Studies have shown us that both the tensile strength and hardness in the tubular and inter-tubular areas decreased significantly after full hydration. Even more interestingly and perhaps relevant is that the stiffness and hardness of tubules become less than in the inter-tubular areas, which is due to the higher water absorption in the tubular areas, this means these structures lose their reinforcing characteristic.
A study showed that in a fully saturated hoof sample, the tensile strength and hardness decreased by as much as 98%. In reality a hoof would probably not reach that level of saturation, but it illustrates possible implications of domestic boggy fields. To worsen the situation, while wild horses have the benefit of a more stable moisture content, the domestic horse often has huge fluctuations in moisture content affecting the hoof wall matrix. This leads to “crumbly” walls, wall separation and makes room for bacterial invasion.
Fig.2 The disruption of the hoof wall matrix as a result of the un-natural wet dry cycles the domestic hoof experiences. This also opens up the areas to anaerobic bacterial invasion.
The diet of the domestic horse of course also plays a huge role in the robustness of its hoof. In the wild, evolution has allowed the horses biological systems to fit into its natural ecosystem. As the vegetation and seasons the horse traverses ever changes, so to do the vitamins, minerals, and nutrition it exhumes naturally change.
Poor hoof quality, according to many studies, could be an expression of a lack of any one of the following: Crude protein, Sulphur containing amino acids (methionine primarily, cysteine), Essential fatty acids, Zinc, Copper, Selenium, Vitamin E, Biotin, pyridoxine etc. This shows the complexity of nutrition that enables ideal hoof wall growth and composition. Domestication immediately inhibits the natural relationship the horse has with its food and therefore its ability to grow the ideal hoof unless substantial effort is put into understanding and addressing the complexities. This domestic diet also has huge implications on the teeth, which we will outline later in this discussion.
Then of course we have to factor in when humans domesticated the horse their workload and intensity of work increased exponentially and equestrian sports that are simply unsafe to perform without the increased traction of shoes were created. Add to this the disregard for the concept of survival of the fittest and you can suddenly see the necessity of protecting the feet of beasts of burden. Horses who couldn’t cope with escaping predators because of disease caused by poor conformation or other pathological issues were easy prey, but humans do not have survival of the fittest in the forefront of their mind. Economic reason, or sentiment, far outweighs Darwinian principle.
So, with the domestic horse having inherently weaker feet due to the lack of development, living in conditions that create a softer hoof, with poor conformations that predispose to injury and playing sports that require extra grip, we see the man-made physiological need for shoes.

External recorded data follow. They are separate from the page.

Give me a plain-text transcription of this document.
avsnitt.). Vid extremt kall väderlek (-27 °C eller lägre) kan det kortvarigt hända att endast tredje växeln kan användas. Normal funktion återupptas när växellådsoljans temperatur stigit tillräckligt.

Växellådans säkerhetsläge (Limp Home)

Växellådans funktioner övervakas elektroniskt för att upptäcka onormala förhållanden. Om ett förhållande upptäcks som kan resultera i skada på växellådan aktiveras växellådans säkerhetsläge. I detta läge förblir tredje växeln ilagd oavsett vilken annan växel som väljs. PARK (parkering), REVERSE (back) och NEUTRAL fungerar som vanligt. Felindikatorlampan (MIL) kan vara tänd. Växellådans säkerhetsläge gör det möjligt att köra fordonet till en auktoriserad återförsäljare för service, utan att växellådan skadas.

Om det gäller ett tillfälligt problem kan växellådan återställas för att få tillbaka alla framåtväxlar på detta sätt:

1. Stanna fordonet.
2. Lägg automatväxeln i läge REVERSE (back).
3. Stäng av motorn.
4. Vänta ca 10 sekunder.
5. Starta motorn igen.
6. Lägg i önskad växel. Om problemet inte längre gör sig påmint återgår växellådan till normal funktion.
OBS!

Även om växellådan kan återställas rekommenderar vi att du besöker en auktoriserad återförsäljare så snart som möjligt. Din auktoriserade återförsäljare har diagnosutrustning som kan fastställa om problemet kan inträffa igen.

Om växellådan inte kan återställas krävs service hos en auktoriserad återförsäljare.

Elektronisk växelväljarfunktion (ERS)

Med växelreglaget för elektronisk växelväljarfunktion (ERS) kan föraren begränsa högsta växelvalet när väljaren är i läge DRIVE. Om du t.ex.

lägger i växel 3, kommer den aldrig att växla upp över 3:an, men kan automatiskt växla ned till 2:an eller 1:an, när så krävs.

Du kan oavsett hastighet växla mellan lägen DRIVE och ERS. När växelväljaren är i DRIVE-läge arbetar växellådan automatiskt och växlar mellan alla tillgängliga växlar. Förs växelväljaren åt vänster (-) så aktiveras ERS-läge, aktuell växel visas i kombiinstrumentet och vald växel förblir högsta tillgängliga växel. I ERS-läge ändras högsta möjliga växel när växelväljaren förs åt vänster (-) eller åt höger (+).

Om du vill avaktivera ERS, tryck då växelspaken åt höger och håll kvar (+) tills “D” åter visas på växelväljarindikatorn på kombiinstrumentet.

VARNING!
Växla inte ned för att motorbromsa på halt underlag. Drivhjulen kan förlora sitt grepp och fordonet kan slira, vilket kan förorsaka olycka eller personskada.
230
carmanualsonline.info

But shoes present with a whole new set of physiological implications. The hoof is a miracle of evolutionary bioengineering. Its structures and mechanisms work as a singularity to absorb the huge concussive forces it can be subjected too. Applying shoes restricts this function. If we look all the way back to snow and Birdsall 1990 they discussed how the shoe was restricting the natural deformation of the hoof. This was measured in 2001 by Roepstorff et al. who showed that the expansion and contraction of the hoof was restricted by the application of a steel open heel shoe, but the application of frog support padding helped to return this closer to the barefoot in terms of expansion but not contraction. How relevant contraction of the foot is to its health needs to be researched. What this does suggest is the negation of the haemodynamic mechanism is directly related to the amount of natural deformation occurring.